# Kreis mit Grafik füllen



## Nickysun (5. Oktober 2007)

Hallo zusammen.

Kann mir einer sagen, wie ich in Photoshop einen Kreis mit einer Grafik fülle ?


----------



## dynamic-art (5. Oktober 2007)

Eine Möglichkeit: Du machst Deine Grafik im PS auf, legst eine Ebenenmaske drauf und ziehst bei aktivierter Ebenenmaske einen Kreis auf.


----------



## Ex1tus (5. Oktober 2007)

Einen Kreis als Pfad erstellen und diesen Pfad zu einer Vektormaske umwandeln. Dann die Grafik einfügen.
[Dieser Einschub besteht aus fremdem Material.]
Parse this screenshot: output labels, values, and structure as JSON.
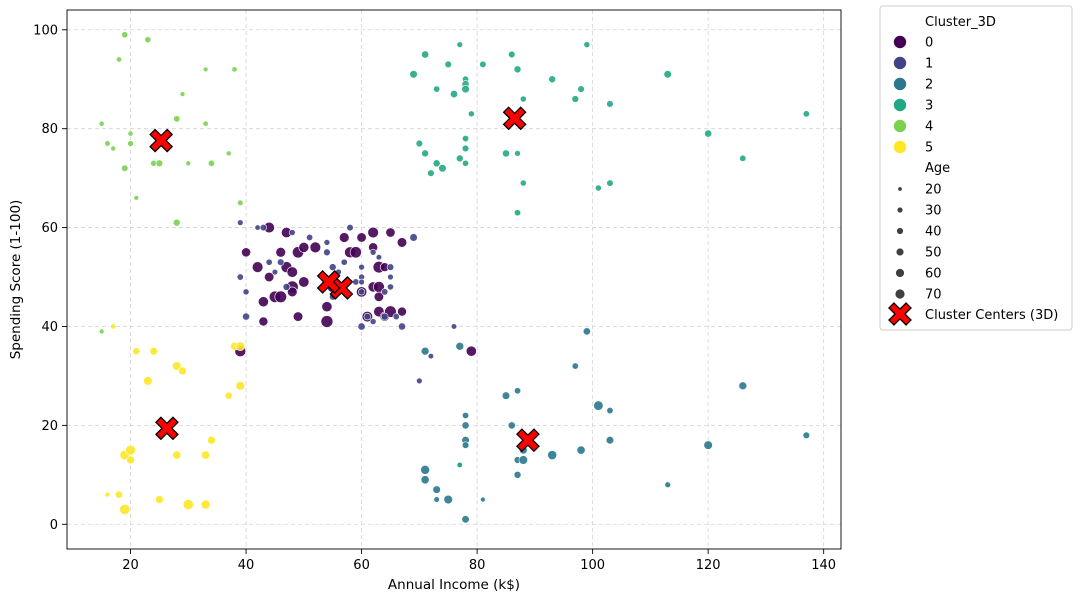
{
  "chart_data": {
    "type": "scatter",
    "title": "",
    "xlabel": "Annual Income (k$)",
    "ylabel": "Spending Score (1-100)",
    "xlim": [
      9,
      143
    ],
    "ylim": [
      -5,
      104
    ],
    "xticks": [
      20,
      40,
      60,
      80,
      100,
      120,
      140
    ],
    "yticks": [
      0,
      20,
      40,
      60,
      80,
      100
    ],
    "grid": true,
    "grid_style": "dashed",
    "legend_position": "outside-right",
    "hue_title": "Cluster_3D",
    "size_title": "Age",
    "size_levels": [
      "20",
      "30",
      "40",
      "50",
      "60",
      "70"
    ],
    "centers_label": "Cluster Centers (3D)",
    "colors": {
      "0": "#440154",
      "1": "#414487",
      "2": "#2a788e",
      "3": "#22a884",
      "4": "#7ad151",
      "5": "#fde725",
      "center_fill": "#ff0000",
      "center_edge": "#000000",
      "grid": "#d3d3d3"
    },
    "clusters": [
      {
        "name": "0",
        "points": [
          [
            39,
            35,
            60
          ],
          [
            40,
            55,
            48
          ],
          [
            42,
            52,
            58
          ],
          [
            43,
            45,
            55
          ],
          [
            43,
            41,
            47
          ],
          [
            44,
            60,
            58
          ],
          [
            44,
            50,
            50
          ],
          [
            45,
            46,
            63
          ],
          [
            46,
            55,
            52
          ],
          [
            46,
            46,
            65
          ],
          [
            47,
            59,
            55
          ],
          [
            47,
            52,
            60
          ],
          [
            48,
            51,
            57
          ],
          [
            48,
            48,
            66
          ],
          [
            48,
            47,
            52
          ],
          [
            49,
            42,
            50
          ],
          [
            49,
            55,
            62
          ],
          [
            50,
            49,
            56
          ],
          [
            50,
            56,
            54
          ],
          [
            52,
            56,
            58
          ],
          [
            54,
            41,
            66
          ],
          [
            54,
            44,
            55
          ],
          [
            55,
            48,
            60
          ],
          [
            57,
            58,
            52
          ],
          [
            58,
            55,
            60
          ],
          [
            59,
            55,
            62
          ],
          [
            60,
            58,
            50
          ],
          [
            60,
            47,
            56
          ],
          [
            61,
            42,
            57
          ],
          [
            62,
            59,
            58
          ],
          [
            62,
            56,
            48
          ],
          [
            62,
            48,
            54
          ],
          [
            63,
            52,
            64
          ],
          [
            63,
            48,
            60
          ],
          [
            63,
            46,
            50
          ],
          [
            63,
            43,
            57
          ],
          [
            64,
            42,
            48
          ],
          [
            64,
            52,
            46
          ],
          [
            65,
            43,
            64
          ],
          [
            65,
            59,
            49
          ],
          [
            67,
            57,
            51
          ],
          [
            67,
            43,
            47
          ],
          [
            79,
            35,
            55
          ]
        ]
      },
      {
        "name": "1",
        "points": [
          [
            39,
            61,
            26
          ],
          [
            39,
            50,
            30
          ],
          [
            40,
            42,
            35
          ],
          [
            40,
            47,
            28
          ],
          [
            42,
            60,
            24
          ],
          [
            43,
            60,
            31
          ],
          [
            44,
            53,
            29
          ],
          [
            45,
            51,
            26
          ],
          [
            46,
            53,
            32
          ],
          [
            47,
            48,
            34
          ],
          [
            48,
            59,
            28
          ],
          [
            51,
            58,
            30
          ],
          [
            54,
            57,
            27
          ],
          [
            54,
            55,
            33
          ],
          [
            55,
            52,
            34
          ],
          [
            55,
            46,
            32
          ],
          [
            56,
            51,
            27
          ],
          [
            57,
            53,
            29
          ],
          [
            58,
            60,
            31
          ],
          [
            59,
            49,
            30
          ],
          [
            60,
            52,
            27
          ],
          [
            60,
            50,
            28
          ],
          [
            60,
            49,
            26
          ],
          [
            60,
            47,
            30
          ],
          [
            60,
            40,
            36
          ],
          [
            61,
            42,
            32
          ],
          [
            62,
            41,
            28
          ],
          [
            62,
            55,
            27
          ],
          [
            63,
            54,
            25
          ],
          [
            64,
            47,
            31
          ],
          [
            64,
            42,
            34
          ],
          [
            65,
            50,
            26
          ],
          [
            65,
            48,
            29
          ],
          [
            65,
            52,
            32
          ],
          [
            66,
            42,
            30
          ],
          [
            67,
            40,
            35
          ],
          [
            69,
            58,
            38
          ],
          [
            70,
            29,
            26
          ],
          [
            72,
            34,
            24
          ],
          [
            76,
            40,
            25
          ]
        ]
      },
      {
        "name": "2",
        "points": [
          [
            71,
            11,
            47
          ],
          [
            71,
            9,
            42
          ],
          [
            71,
            35,
            40
          ],
          [
            73,
            7,
            38
          ],
          [
            73,
            5,
            25
          ],
          [
            75,
            5,
            45
          ],
          [
            77,
            12,
            22
          ],
          [
            77,
            36,
            40
          ],
          [
            78,
            1,
            37
          ],
          [
            78,
            22,
            30
          ],
          [
            78,
            20,
            35
          ],
          [
            78,
            17,
            38
          ],
          [
            78,
            16,
            32
          ],
          [
            81,
            5,
            20
          ],
          [
            85,
            26,
            38
          ],
          [
            86,
            20,
            35
          ],
          [
            87,
            27,
            30
          ],
          [
            87,
            13,
            33
          ],
          [
            87,
            10,
            34
          ],
          [
            88,
            13,
            45
          ],
          [
            88,
            15,
            40
          ],
          [
            93,
            14,
            48
          ],
          [
            97,
            32,
            30
          ],
          [
            98,
            15,
            42
          ],
          [
            99,
            39,
            36
          ],
          [
            101,
            24,
            50
          ],
          [
            103,
            23,
            30
          ],
          [
            103,
            17,
            38
          ],
          [
            113,
            8,
            26
          ],
          [
            120,
            16,
            45
          ],
          [
            126,
            28,
            40
          ],
          [
            137,
            18,
            32
          ]
        ]
      },
      {
        "name": "3",
        "points": [
          [
            69,
            91,
            38
          ],
          [
            70,
            77,
            32
          ],
          [
            71,
            95,
            36
          ],
          [
            71,
            75,
            34
          ],
          [
            72,
            71,
            32
          ],
          [
            73,
            88,
            30
          ],
          [
            73,
            73,
            34
          ],
          [
            74,
            72,
            38
          ],
          [
            75,
            93,
            32
          ],
          [
            76,
            87,
            36
          ],
          [
            77,
            97,
            26
          ],
          [
            77,
            74,
            34
          ],
          [
            77,
            12,
            24
          ],
          [
            78,
            90,
            30
          ],
          [
            78,
            89,
            35
          ],
          [
            78,
            88,
            38
          ],
          [
            78,
            78,
            30
          ],
          [
            78,
            76,
            32
          ],
          [
            78,
            73,
            29
          ],
          [
            79,
            83,
            28
          ],
          [
            81,
            93,
            31
          ],
          [
            85,
            75,
            35
          ],
          [
            86,
            95,
            32
          ],
          [
            87,
            92,
            34
          ],
          [
            87,
            75,
            27
          ],
          [
            87,
            63,
            30
          ],
          [
            88,
            86,
            28
          ],
          [
            88,
            69,
            28
          ],
          [
            93,
            90,
            34
          ],
          [
            97,
            86,
            33
          ],
          [
            98,
            88,
            32
          ],
          [
            99,
            97,
            28
          ],
          [
            101,
            68,
            28
          ],
          [
            103,
            85,
            32
          ],
          [
            103,
            69,
            31
          ],
          [
            113,
            91,
            38
          ],
          [
            120,
            79,
            35
          ],
          [
            126,
            74,
            30
          ],
          [
            137,
            83,
            30
          ]
        ]
      },
      {
        "name": "4",
        "points": [
          [
            15,
            81,
            22
          ],
          [
            15,
            39,
            20
          ],
          [
            16,
            77,
            24
          ],
          [
            17,
            76,
            21
          ],
          [
            18,
            94,
            23
          ],
          [
            19,
            99,
            29
          ],
          [
            19,
            72,
            31
          ],
          [
            20,
            77,
            27
          ],
          [
            20,
            79,
            22
          ],
          [
            21,
            66,
            20
          ],
          [
            23,
            98,
            29
          ],
          [
            24,
            73,
            28
          ],
          [
            25,
            73,
            33
          ],
          [
            28,
            82,
            30
          ],
          [
            28,
            61,
            34
          ],
          [
            29,
            87,
            21
          ],
          [
            30,
            73,
            21
          ],
          [
            33,
            92,
            20
          ],
          [
            33,
            81,
            23
          ],
          [
            34,
            73,
            30
          ],
          [
            37,
            75,
            21
          ],
          [
            38,
            92,
            23
          ],
          [
            39,
            65,
            25
          ]
        ]
      },
      {
        "name": "5",
        "points": [
          [
            16,
            6,
            20
          ],
          [
            17,
            40,
            22
          ],
          [
            18,
            6,
            35
          ],
          [
            19,
            14,
            50
          ],
          [
            19,
            3,
            55
          ],
          [
            20,
            15,
            52
          ],
          [
            20,
            13,
            40
          ],
          [
            21,
            35,
            35
          ],
          [
            23,
            29,
            45
          ],
          [
            24,
            35,
            38
          ],
          [
            25,
            5,
            40
          ],
          [
            28,
            32,
            45
          ],
          [
            28,
            14,
            42
          ],
          [
            29,
            31,
            40
          ],
          [
            30,
            4,
            55
          ],
          [
            33,
            4,
            48
          ],
          [
            33,
            14,
            42
          ],
          [
            34,
            17,
            40
          ],
          [
            37,
            26,
            35
          ],
          [
            38,
            36,
            40
          ],
          [
            39,
            36,
            45
          ],
          [
            39,
            28,
            45
          ]
        ]
      }
    ],
    "centers": [
      {
        "cluster": "0",
        "x": 56.5,
        "y": 47.8
      },
      {
        "cluster": "1",
        "x": 54.3,
        "y": 49.0
      },
      {
        "cluster": "2",
        "x": 88.8,
        "y": 17.0
      },
      {
        "cluster": "3",
        "x": 86.5,
        "y": 82.1
      },
      {
        "cluster": "4",
        "x": 25.3,
        "y": 77.6
      },
      {
        "cluster": "5",
        "x": 26.3,
        "y": 19.4
      }
    ]
  }
}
Tataa.


----------



## Dennis Schmidt (5. Oktober 2007)

Hi

Auswahl in der gewünschten Größe erstellen, denn über Bearbeiten/Fläche füllen ... mit einem 50 %igen Grau füllen. Neue Ebene darüber erstellen und da deine Grafik einfügen. Nun  mit gedrückter Alt-Taste zwischen die beiden Ebenen klicken (dadurch wird eine Schnittmaske erstellt. Das Resultat ist, dass alles von deiner Grafik, was über den Rand des Kreises geht, abgeschnitten wird.
So kannst du auch mehrere Ebenen benutzen, die Grafiken verschieben, skalieren etc. und es bleibt immer im Kreis ...


Dennis 'desch' Schmidt


----------